Thursday, March 24, 2011

 This week I traveled to Tallahassee to participate in a process that has become near and dear to my heart: DHR grant hearings.  While this post is dedicated to the project I went to defend, I'm also feeling sentimental about what the grants hearings have come to mean to me, and want to encourage more to participate.

First, the grant!

Timucuan replica hut at Ft. Caroline National Park.
"Timucuan Technology" was born from a conversation with a teacher during a Project Archaeology teacher training at Silver Springs when she turned to me and said, "You know, most of this falls into what I teach, biotechnology."  I knew archaeology was multidisciplinary, but I never considered striking out in a uniquely biotechnology arc.  Several months later we sat down in her classroom (and what a classroom it was!!) and discussed the ways in which our subjects overlap.  Those common places became the basis of modules intended to target middle school students.

Biotechnology classroom at Sanford Middle School.
If funded, our wish list consists of science modules for middle school grades based on prehistoric Timucuan technology. While some lessons will focus on geology, chemistry, and genetics, a large emphasis will be placed on biotechnology as the use and adaptation of natural materials by humans. Through this study students will explore human interaction with the environment and changes made over time by humans to meet their basic needs—food, clothing, and shelter—through biological products. Lithic and ceramic technology will be emphasized, as well as domestication of plants and animals for subsistence. Lessons will draw from the archaeological record of northeast Florida and use sites accessible to the public for potential field trip venues.

Topics may include:

• Aquaculture modifications in marsh and marine environments

• Specialization and production sites for transportation (i.e. canoes)

• Medicinal use of plants and animals

• Social application of biological products for feasting or rituals (i.e.
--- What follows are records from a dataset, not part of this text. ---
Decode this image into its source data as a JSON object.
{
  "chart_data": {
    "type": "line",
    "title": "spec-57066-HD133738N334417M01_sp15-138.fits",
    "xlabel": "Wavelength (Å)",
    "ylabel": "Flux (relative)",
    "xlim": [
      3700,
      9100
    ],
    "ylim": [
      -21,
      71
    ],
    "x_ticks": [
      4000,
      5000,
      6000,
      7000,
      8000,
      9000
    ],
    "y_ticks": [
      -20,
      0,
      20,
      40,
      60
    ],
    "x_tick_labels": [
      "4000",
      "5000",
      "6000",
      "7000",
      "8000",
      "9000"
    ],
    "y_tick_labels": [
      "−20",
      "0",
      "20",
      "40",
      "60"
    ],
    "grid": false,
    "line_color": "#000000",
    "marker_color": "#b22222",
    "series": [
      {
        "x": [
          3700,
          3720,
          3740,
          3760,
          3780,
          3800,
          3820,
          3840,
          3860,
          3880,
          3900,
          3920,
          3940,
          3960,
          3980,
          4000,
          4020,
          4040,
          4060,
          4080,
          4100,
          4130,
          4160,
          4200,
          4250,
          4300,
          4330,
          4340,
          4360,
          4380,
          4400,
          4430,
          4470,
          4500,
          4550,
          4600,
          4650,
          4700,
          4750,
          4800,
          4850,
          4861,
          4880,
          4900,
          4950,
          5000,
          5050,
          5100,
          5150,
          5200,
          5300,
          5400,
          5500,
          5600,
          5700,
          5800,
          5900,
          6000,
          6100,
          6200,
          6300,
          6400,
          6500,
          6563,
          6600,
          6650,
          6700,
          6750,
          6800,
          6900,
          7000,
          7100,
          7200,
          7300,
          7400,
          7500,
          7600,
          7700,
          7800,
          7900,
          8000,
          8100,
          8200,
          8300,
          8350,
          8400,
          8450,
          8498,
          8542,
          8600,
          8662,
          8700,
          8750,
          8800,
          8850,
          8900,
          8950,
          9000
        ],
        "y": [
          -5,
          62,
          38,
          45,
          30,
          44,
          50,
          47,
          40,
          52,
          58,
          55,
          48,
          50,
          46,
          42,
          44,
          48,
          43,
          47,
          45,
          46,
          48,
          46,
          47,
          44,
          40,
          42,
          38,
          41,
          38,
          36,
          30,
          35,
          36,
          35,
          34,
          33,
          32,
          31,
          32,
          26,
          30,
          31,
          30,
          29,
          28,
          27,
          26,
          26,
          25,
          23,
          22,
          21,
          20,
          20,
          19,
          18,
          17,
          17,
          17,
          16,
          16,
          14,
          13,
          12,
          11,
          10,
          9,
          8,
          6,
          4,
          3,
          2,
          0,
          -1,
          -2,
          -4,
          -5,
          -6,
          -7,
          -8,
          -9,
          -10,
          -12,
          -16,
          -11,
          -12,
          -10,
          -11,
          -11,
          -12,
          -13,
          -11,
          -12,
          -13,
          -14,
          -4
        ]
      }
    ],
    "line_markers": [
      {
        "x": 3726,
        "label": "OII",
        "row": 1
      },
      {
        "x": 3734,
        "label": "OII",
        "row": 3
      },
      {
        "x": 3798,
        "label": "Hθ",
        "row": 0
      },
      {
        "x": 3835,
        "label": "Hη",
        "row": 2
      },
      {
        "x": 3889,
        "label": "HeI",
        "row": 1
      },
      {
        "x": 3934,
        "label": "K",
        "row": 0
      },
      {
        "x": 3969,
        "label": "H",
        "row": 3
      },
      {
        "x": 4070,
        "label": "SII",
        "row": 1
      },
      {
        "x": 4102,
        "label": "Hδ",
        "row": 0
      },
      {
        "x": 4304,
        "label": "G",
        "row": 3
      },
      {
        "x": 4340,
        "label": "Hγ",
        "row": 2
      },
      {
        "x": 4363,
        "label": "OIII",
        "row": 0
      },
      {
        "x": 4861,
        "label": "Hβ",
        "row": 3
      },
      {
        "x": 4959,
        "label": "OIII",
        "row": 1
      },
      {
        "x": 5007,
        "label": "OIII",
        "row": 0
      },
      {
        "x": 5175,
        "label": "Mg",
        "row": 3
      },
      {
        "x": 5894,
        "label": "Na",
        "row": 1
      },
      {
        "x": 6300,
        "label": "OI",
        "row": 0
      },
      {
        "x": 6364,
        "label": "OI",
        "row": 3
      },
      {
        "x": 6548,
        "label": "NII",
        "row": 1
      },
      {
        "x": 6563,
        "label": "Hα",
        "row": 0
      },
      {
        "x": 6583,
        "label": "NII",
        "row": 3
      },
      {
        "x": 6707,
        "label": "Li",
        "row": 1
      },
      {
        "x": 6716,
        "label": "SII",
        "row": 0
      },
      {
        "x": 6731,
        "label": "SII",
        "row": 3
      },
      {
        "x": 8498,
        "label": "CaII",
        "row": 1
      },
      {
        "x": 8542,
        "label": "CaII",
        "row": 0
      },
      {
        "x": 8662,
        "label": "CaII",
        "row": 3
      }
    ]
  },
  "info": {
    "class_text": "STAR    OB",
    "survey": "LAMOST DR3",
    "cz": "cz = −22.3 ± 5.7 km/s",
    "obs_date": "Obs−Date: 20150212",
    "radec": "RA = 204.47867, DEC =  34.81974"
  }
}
Black Drink)

• Adaptation of living environment with emphasis on shelter

• Exploring human genome project and isotope analysis as they apply to prehistoric populations

• Forensics and paleopathology

Whelk adapted for cooking from Lake Monroe Midden.

• Applied biology and experimental archaeology (i.e. mosquito control)

• Adaptation and solutions for climate change (i.e. rising sea level)

• Evidence for biological selection in technology (i.e. sponge spicules in St. Johns pottery)

• Domestication for subsistence (i.e. corn and dogs)

• Adaptations for agricultural purposes (i.e. pesticides, herbicides, insecticides)

• Bioethics

Of course, the lessons will address the state’s existing science and social studies standards.  In addition, the modules will meet the criteria as a historic preservation education program for school children and support the Viva Florida goal to educate a significant target audience.

Pottery holds clues to selection of clays with small sponge inclusions,
or biological materials used for decoration.
So, how did we do? 
For Community and Education grants, we ranked #2 just below the statewide application for Florida Archaeology Month 2012. A true win/win for us. Thanks to Barbara Hines in the North Central FPAN office for coming to stand up and support our application, and to Leslee Keys to show solidarity for Flagler College. Thanks also to the men and women who not only listened tirelessly to the 60+ grant applicants who converged on the hearings, but actually read and read thoroughly the mountain of applications. Just take a look at the long list of applications submitted for the 2012 grant cycle.

Community Education and Survey & Planning Panel reviewed and ranked projects.
But we're not done yet....

Funding to all of the Preservation grants are in danger.  While the state Senate and House are debating the amount of money to put into the grant program as we speak, rumor among the hearings was the Governor's office may zero out all funds.  Let your Representatives, Senators, and the Governor know that funding for historic preservation is important and contributes to the economic growth of our state.  Take a look at the list of archaeology projects undertaken in the past, and try to imagine the resident or visitor experience of Florida without the contribution these project have made.

Secretary of State Kurt Browning stops by to thank panelists, applicants,
and urge us to contact elected officials in support of grants.